L’Ue sceglie i suoi vertici mentre l’Italia si astiene
Riflettori puntati sul Consiglio Europeo di giovedì e venerdì che si è aperto a Bruxelles per decidere sulle nomine delle più alte cariche europee per i prossimi cinque anni. Approvato il pacchetto proposto dalla maggioranza uscita vincitrice dalle elezioni europee per un secondo mandato di Ursula von der Leyen come presidente della Commissione Europea. Confermate anche le nomine dell’ex primo ministro portoghese António Costa come presidente del Consiglio Europeo e della prima ministra dell’Estonia Kaja Kallas come Alto rappresentante dell’Unione per gli Affari esteri e la politica di sicurezza. Mentre le nomine di Costa e Kallas sono definitive, quella di von der Leyen dovrà essere nuovamente approvata dal Parlamento Europeo dove la maggioranza controlla un numero di seggi (circa 400 su 720) più ristretto rispetto al Parlamento uscente. Il tutto non è avvenuto comunque senza discussioni, e anzi, le principali hanno riguardato proprio l’Italia. Il gruppo dei Conservatori e Riformisti Europei, di cui fa parte Fratelli d’Italia, è rimasto infatti molto ai margini dei negoziati sui Top Jobs europei, non essendo di fatto stato interpellato nelle trattative. Meloni ha deciso quindi di non sostenere l’accordo, astenendosi sulla nomina di von der Leyen e votando contro Costa e Kallas. «La proposta formulata da popolari, socialisti e liberali per i nuovi vertici europei è sbagliata nel metodo e nel merito.
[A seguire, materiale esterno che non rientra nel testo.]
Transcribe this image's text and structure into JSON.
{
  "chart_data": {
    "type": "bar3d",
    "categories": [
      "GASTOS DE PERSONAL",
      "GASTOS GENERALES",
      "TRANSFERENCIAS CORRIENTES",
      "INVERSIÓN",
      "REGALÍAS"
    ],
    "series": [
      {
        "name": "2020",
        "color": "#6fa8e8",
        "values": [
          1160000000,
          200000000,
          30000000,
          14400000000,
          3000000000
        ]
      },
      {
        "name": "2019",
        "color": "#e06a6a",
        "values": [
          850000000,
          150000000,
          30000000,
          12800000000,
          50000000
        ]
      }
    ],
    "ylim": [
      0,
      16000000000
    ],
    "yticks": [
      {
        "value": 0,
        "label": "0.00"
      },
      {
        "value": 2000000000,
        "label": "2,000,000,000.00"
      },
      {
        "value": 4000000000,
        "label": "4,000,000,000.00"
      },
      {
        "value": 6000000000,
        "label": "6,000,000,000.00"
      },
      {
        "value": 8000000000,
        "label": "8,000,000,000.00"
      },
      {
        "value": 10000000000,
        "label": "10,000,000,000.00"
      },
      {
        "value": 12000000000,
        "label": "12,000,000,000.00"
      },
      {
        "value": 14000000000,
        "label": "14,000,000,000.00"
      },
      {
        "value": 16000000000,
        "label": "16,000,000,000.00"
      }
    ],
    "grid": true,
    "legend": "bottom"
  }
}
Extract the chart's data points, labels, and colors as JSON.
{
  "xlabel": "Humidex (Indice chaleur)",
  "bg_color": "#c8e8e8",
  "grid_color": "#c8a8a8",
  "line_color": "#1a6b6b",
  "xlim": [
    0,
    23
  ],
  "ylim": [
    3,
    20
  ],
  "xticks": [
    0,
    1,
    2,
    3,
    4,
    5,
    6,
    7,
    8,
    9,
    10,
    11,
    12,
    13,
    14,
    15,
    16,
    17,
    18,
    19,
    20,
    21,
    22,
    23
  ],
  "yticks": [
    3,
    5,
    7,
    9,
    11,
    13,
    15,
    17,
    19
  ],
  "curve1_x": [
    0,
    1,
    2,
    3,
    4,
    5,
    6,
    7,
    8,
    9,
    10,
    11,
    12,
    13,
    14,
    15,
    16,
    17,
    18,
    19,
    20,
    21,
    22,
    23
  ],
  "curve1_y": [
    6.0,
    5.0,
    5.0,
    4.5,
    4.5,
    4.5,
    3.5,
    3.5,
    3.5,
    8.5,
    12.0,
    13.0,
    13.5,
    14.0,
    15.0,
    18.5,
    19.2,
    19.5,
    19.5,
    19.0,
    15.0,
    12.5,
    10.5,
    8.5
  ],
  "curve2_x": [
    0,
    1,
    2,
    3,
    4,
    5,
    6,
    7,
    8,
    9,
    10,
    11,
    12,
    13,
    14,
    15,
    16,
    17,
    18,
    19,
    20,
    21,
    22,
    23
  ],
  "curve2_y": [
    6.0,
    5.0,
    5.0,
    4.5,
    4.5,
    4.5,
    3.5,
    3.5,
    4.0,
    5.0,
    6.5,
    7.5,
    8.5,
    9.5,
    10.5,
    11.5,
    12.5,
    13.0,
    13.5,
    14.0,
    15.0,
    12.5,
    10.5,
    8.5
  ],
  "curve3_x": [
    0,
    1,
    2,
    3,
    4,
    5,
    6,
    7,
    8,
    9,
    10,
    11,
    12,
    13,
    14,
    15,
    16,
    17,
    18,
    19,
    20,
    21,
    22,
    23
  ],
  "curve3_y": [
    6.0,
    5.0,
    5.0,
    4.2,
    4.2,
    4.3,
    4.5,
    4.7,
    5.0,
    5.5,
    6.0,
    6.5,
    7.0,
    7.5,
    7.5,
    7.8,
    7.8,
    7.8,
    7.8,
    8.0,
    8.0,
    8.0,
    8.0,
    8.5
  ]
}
Ho deciso di non sostenerla per rispetto dei cittadini e delle indicazioni che da quei cittadini sono arrivate con le elezioni. Continuiamo a lavorare per dare finalmente all’Italia il peso che le compete in Europa», così la premier Meloni. Diversi media internazionali avevano però riportato l’intenzione di Ursula von der Leyen di negoziare direttamente con Meloni per la futura maggioranza, non in quanto leader dei Conservatori UE ma in qualità di premier italiana, per discutere del portafoglio riservato all’Italia nella prossima Commissione europea.
Sempre sullo sfondo internazionale, occhi puntati anche su altri due eventi degni di nota, distanti a livello geografico ma ugualmente importanti. Nella notte tra giovedì e venerdì si è svolto il primo e attesissimo dibattito televisivo tra i due principali candidati alla presidenza degli Stati Uniti, il presidente in carica Joe Biden del Partito Democratico e l’ex presidente Donald Trump del Partito Repubblicano. Il dibattito, organizzato dalla rete televisiva CNN e durato circa 90 minuti, è stato commentato da tutti i giornali statunitensi e internazionali come molto deludente per Biden, che si trova ora alquanto in svantaggio rispetto all’avversario repubblicano. Biden doveva dimostrare di essere lucido, in grado di stare al comando, serio e presidenziale, ma aveva la voce roca ed ha perso più volte il filo del discorso sembrando nel complesso esitante ed incerto. Al contrario, Trump è apparso molto più ricettivo e aggressivo nei confronti di Biden, capace di articolare il suo discorso, seppur abbia confermato – come fanno notare i media – la sua tendenza a diffondere notizie false o molto discutibili. Il secondo dibattito tra i due dovrebbe tenersi il 10 settembre, ma la performance del Presidente americano in questo confronto ha aperto – o forse ha reso esplicita – una discussione all’interno dei Dem sulla possibilità di sostituire Biden con un candidato che sia scelto dai delegati del partito durante la convention estiva. Tuttavia, anche se si volesse effettivamente procedere in tal senso, è necessario che Biden scelga di ritirarsi, una possibilità che finora ha rifiutato di prendere in considerazione.
Sempre venerdì, si tengono anche le elezioni presidenziali iraniane dopo l’improvvisa morte in un incidente aereo del Presidente Raisi. Il voto si svolge sullo sfondo di un crescente malcontento interno, di un profondo disinteresse degli elettori e di forti turbolenze regionali. Gli elettori, ormai da anni, manifestano la loro disillusione nei confronti del sistema e della leadership con l’astensione alle urne. Non a caso, la Guida Suprema dell’Iran, l’ayatollah Ali Khamenei, ha sollecitato una forte partecipazione al voto, mentre diverse figure come l’attivista Narges Mohammadi (Nobel per la pace nel 2023) hanno lanciato appelli per un “boicottaggio” del voto. L’affluenza sarà un fattore importante di cui tener conto come metro della legittimazione interna e misura dell’equilibrio regionale.